Why we follow celebrity health tips, experts explain

Gwyneth Paltrow, Beyonce and Madonna. Photo / Getty Images, AP
Gwyneth Paltrow, Beyonce and Madonna. Photo / Getty Images, AP

From Beyonce's vegan "cleanse" to Gwyneth Paltrow's gluten-free recipes, many of us have followed celebrity-inspired diets.

Now scientists have explored why we listen to advice from celebrities instead of medical professionals, especially when much of it can be ill-informed and even be potentially harmful.

Canadian researchers investigated how celebrities gain credibility as medical advisers and concluded it is a mixture of our instinct to follow the herd as well as the "halo effect," which gives stars an alluring trustworthiness.

While Michael J Fox and Sir Elton John have both raised millions of dollars for Parkinson's research and HIV prevention, and Angeline Jolie has been praised for raising awareness about the genetic risk of breast and ovarian cancer, other people in the public eye have not been so helpful.

A paper published in the Christmas edition of The British Medical Journal said celebrity medical advice can be a health hazard and mentioned Sir Michael Parkinson's advice on how to self-diagnose prostate cancer, as incorrect and unhelpful.

Sir Michael claimed that if men can urinate against a wall two feet away, then they do not have prostate cancer, while Gwyneth Paltrow has claimed in the past that she was fighting the "evil genes" that cause cancers by eating fresh food only.

While celebrity diets might seem harmless, Catherine Collins, principal dietician at St George's Hospital, London, told The Times that by endorsing simply cutting out gluten, wheat, or dairy products for example, celebrities are giving "disordered eating...the veneer of respectability."

The study researchers analysed economic, marketing, psychology and sociology studies to try and work out how celebrities gain credibility as medical advisors and why the public listens to them.

They said that people are "psychologically programmed" to follow the herd and make decisions based on what other people have done.

The researchers believe the "halo effect" of celebrities gives them "a cloak of generalised trustworthiness which extends well-beyond their industry or expertise."

Members of the public find it easier to choose to follow in a favourite celebrity's footsteps, ignoring other advice that can be more reliable, they said.

The study pointed out that as celebrities link themselves to products they are promoting, they are perceived as having credible insider knowledge, despite their lack of medical experience.

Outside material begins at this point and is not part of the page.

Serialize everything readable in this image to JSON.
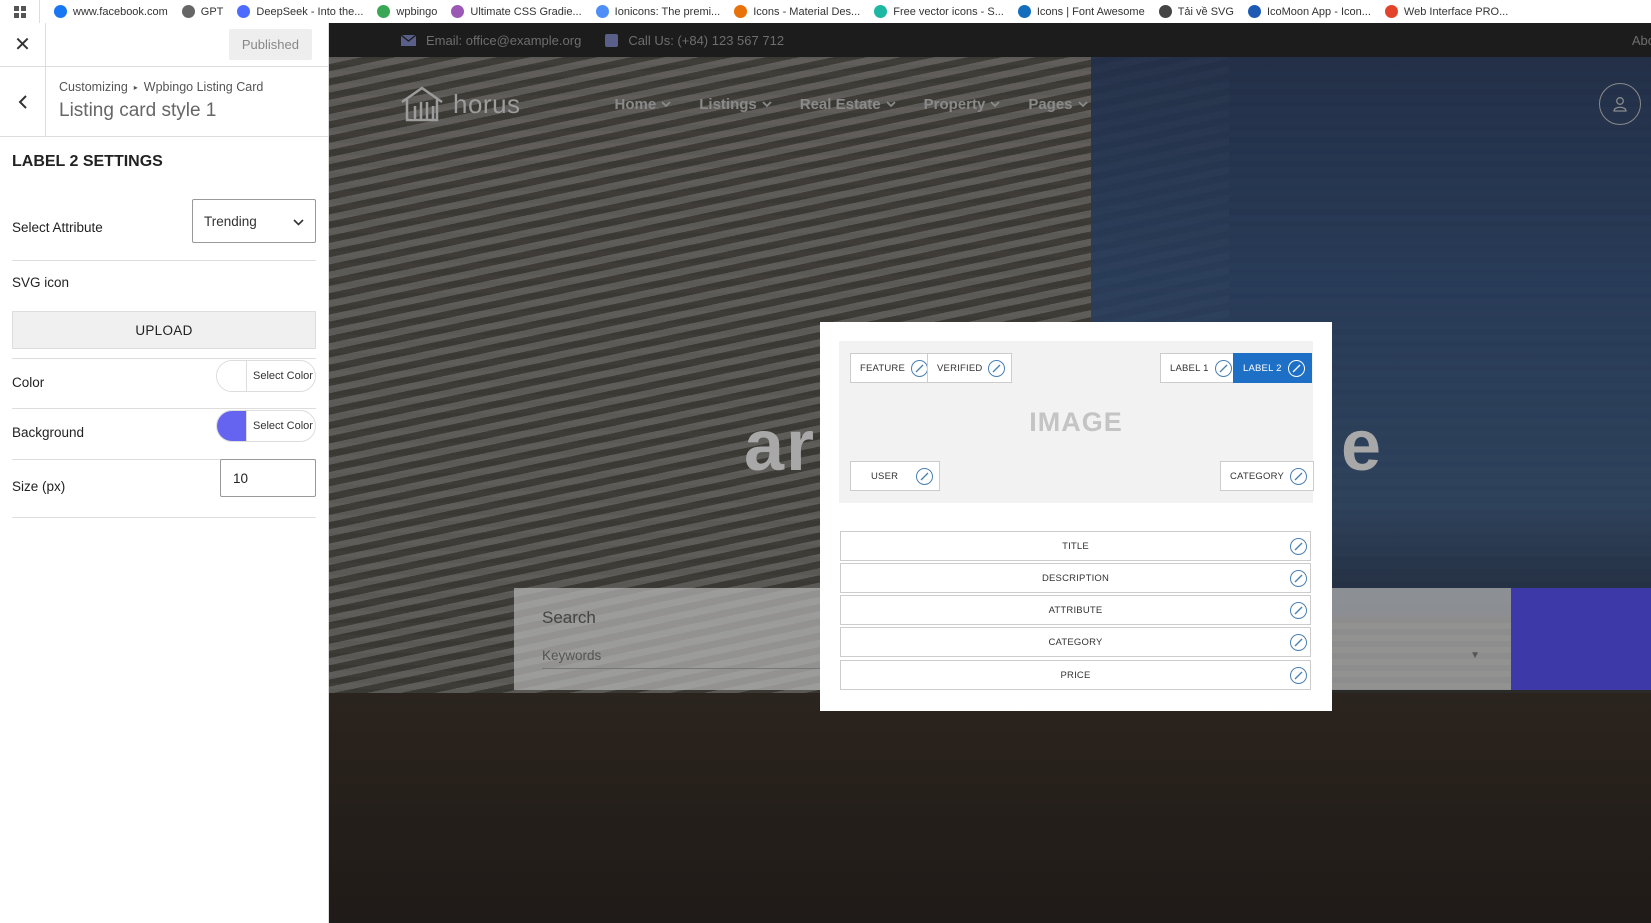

The researchers also believe that consumers want to buy into public figures' "social capital" in the belief that owning the same products and taking celebrity advice allows them to rise in social status and buy into their lifestyle.

The study has called on doctors to warn their patients about the dangers of following celebrity advice.

Steven J Hoffman, lead author of the study, said: "We need to rethink and better understand where people obtain their health information and what makes them act upon it.

"Understanding why people follow celebrities' medical advice represents a good start."

"There are strong biological, psychological and social bases accounting for why people follow celebrities' medical advice," he told The Times.

"Their power can be harnessed to disseminate information based on the best available research evidence, or it can be abused to promote useless products and bogus treatments."

Celebrity's dishing out health advice:

Beyonce and Jay Z have recently announced they have embarked upon a vegan cleanse, but experts have said that a short-term approach will not make a huge difference to their health.

Gwyneth Paltrow regularly dispenses health advice as well as gluten and dairy-free recipes on her GOOP blog.

In 2007 she reportedly claimed to be fighting 'evil genes' that cause cancer, by eating fresh food.

Madonna is said to have followed the 'air diet' which involves holding food inside the mouth but not eating it.

Sir Michael Parkinson said men could self-diagnose prostate cancer.